Women’s sports may reap big gains from California law on college endorsement deals

US

LOS ANGELES (Reuters) – Male stars of college basketball and football will likely reap the greatest immediate gains from California’s new law allowing student athletes to profit from endorsement deals, but female athletes, and women’s sports generally, could be big winners in the long run.

FILE PHOTO: Apr 18, 2019; Azusa, CA, USA; Hope Bender of UC Santa Barbara runs in the heptathlon 800m at the Bryan Clay Invitational at Azusa Pacific University. Mandatory Credit: Kirby Lee-USA TODAY Sports

Although relatively few college athletes of either gender ever advance to professional competition, women’s opportunities for going pro are particularly scant compared with men, leaving them little or no chance of cashing in on their talents during their prime, proponents said.

California’s law – which upends restrictions long imposed under the National Collegiate Athletic Association (NCAA) – could thus prove especially fruitful for female athletes, both individually and collectively.

“Giving female athletes the ability to market themselves at a time in their careers when the spotlight is on them – when they’re in college – not only brings attention to female athletes but could be a game changer in the public starting to respond to the brilliance of women in sports,” state Senator Nancy Skinner, the measure’s leading sponsor, told Reuters.

She cited the example of Olympic champion swimmer Missy Franklin, who gave up the chance to capitalize on her gold-medal fame in order to keeping swimming for the University of California-Berkeley, only to suffer a career-ending injury as a senior.

Conversely, Skinner pointed to superstar UCLA gymnast Katelyn Ohashi, who the senator said “will no longer be the only person on the planet denied the right to monetize 60 million YouTube followers.”

Some experts, however, said caveats built into the new law to protect California college team endorsement deals from conflicts with individual sponsorships minimize the potential for NCAA athletes, men and women alike, to market themselves.

A college basketball star would be unable, for instance, to wear Adidas-brand sneakers if his or her entire squad were already outfitted in Nike footwear under an existing exclusive sponsorship contract with the school.

Skeptics also warned that for female athletes in particular, their individual success in winning lucrative deals with major brands may siphon finite endorsement dollars away from their teams as a whole.

“This thing could have the impact of money not going to support athletic programs, and that could be detrimental,” said George Belch, a San Diego State University marketing professor who opposed the bill.

LEVELING PLAYING FIELD?

The Fair Pay to Play Act, passed unanimously in both houses of California’s legislature and signed into law by Governor Gavin Newsom, would make California the first state to allow college athletes to earn money from their names, images and likenesses.

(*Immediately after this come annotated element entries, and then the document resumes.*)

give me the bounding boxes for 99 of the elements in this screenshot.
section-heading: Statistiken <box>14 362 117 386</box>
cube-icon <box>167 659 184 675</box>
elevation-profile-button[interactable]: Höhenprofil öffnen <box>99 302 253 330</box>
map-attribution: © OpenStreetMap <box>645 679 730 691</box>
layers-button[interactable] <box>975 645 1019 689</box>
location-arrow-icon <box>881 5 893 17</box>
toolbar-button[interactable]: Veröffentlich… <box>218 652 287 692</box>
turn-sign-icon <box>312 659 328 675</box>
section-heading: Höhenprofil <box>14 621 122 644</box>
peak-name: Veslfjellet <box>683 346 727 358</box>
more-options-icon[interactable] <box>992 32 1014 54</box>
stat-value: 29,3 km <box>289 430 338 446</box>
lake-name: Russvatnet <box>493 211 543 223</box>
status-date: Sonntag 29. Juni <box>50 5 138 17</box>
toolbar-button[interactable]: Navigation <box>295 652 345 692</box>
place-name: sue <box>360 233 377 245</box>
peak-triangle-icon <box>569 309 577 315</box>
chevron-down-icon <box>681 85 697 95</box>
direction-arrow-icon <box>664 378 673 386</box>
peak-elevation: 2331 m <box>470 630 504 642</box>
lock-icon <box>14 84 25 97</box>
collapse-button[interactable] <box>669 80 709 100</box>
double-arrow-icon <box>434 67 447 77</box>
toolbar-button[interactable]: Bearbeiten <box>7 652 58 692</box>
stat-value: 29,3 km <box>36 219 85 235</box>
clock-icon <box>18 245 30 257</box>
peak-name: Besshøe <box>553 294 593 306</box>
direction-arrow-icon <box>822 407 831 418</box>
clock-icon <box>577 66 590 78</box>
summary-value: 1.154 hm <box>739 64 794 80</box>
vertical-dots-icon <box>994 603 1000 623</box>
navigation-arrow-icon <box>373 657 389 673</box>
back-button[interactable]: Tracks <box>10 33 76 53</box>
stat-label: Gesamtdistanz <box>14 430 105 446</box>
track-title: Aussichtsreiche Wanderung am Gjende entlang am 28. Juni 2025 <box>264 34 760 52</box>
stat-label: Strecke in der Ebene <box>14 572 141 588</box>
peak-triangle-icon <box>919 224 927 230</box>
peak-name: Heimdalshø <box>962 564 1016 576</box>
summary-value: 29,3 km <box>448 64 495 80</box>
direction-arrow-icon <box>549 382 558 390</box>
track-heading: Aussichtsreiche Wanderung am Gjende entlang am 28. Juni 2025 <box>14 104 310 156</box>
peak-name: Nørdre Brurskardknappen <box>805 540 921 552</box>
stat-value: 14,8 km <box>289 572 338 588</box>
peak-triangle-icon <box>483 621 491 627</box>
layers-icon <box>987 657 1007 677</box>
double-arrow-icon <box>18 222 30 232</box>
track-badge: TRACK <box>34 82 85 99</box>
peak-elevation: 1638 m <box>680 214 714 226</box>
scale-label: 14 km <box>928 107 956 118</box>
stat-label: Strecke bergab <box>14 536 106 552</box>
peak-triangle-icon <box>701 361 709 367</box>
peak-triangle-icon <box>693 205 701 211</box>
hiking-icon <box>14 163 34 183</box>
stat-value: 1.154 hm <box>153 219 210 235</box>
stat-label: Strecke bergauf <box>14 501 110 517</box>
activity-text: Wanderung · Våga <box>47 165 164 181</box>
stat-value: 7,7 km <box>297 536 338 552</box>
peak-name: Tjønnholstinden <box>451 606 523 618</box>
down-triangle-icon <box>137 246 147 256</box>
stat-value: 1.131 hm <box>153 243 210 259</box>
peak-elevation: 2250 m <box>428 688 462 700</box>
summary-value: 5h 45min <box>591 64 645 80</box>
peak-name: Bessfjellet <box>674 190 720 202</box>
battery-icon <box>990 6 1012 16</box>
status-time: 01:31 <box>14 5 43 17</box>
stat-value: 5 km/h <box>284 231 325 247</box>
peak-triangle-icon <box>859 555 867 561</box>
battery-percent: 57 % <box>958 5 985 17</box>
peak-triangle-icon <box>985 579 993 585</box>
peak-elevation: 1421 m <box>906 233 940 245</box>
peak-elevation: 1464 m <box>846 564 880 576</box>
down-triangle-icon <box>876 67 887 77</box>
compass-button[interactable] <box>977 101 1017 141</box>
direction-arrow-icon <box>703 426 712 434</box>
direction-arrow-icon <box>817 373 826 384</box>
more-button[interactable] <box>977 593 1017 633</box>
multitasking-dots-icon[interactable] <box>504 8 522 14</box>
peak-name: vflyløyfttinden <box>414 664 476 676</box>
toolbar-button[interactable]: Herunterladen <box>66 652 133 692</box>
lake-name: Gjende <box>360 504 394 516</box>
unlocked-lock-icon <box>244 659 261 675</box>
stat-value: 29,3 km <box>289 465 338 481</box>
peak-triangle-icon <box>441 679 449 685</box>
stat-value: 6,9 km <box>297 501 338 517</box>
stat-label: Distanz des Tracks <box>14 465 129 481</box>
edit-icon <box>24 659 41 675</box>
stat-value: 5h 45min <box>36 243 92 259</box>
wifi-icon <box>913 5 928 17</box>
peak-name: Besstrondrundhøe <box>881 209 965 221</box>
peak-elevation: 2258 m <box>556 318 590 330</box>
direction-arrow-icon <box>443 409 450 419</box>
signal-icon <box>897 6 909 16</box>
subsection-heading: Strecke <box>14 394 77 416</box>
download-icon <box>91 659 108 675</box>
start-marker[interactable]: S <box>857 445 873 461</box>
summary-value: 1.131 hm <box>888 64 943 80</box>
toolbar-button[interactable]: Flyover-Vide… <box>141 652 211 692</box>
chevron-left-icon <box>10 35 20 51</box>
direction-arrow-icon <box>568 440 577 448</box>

Proponents said the statute addresses a fundamental inequity in barring financial compensation for college athletes when academic institutions generate billions of dollars a year from student sports, even as a majority of their athletes live at or below the poverty level.

The measure is due to take effect in 2023, assuming it survives a possible court challenge from the NCAA, the governing body for U.S. college sports, which opposed the bill.

The NCAA, backed by several major California universities and the Pac-12 Conference, has warned the new statute would give California teams an unfair recruiting advantage and lead to an uneven patchwork of rules across the country.

Opponents of the law had urged California legislators to give the NCAA time to examine the issue and propose its own reforms. But California’s law passed with broad bipartisan support, and lawmakers in several other states and on Capitol Hill are considering similar measures.

Although only a handful of the estimated 500,000 students playing college sports nationwide may ever have the talent and fame to land major-brand endorsement contracts, the new law allows those in California to at least earn money from smaller local sponsors, YouTube videos or from coaching youth.

Elite athletes, meanwhile, gain a financial incentive to enroll in college and complete their degrees, rather than drop out or skip college to go pro.

But for women’s sports especially, providing financial incentives that raise an athlete’s profile and market value will have another important “trickle down” effect, said Ramogi Huma, a former UCLA football player and executive director of the National Collegiate Players Association that helped lobby for the Fair Pay bill.

He said the current NCAA prohibition on compensation for student athletes has helped freeze in place disparities that continue to favor men’s sports over women’s despite passage of the Title IX act in 1972 mandating an end to sex discrimination in federally backed education programs.

“More little girls would be involved in sports if they were able to see more stars at the college level,” he said.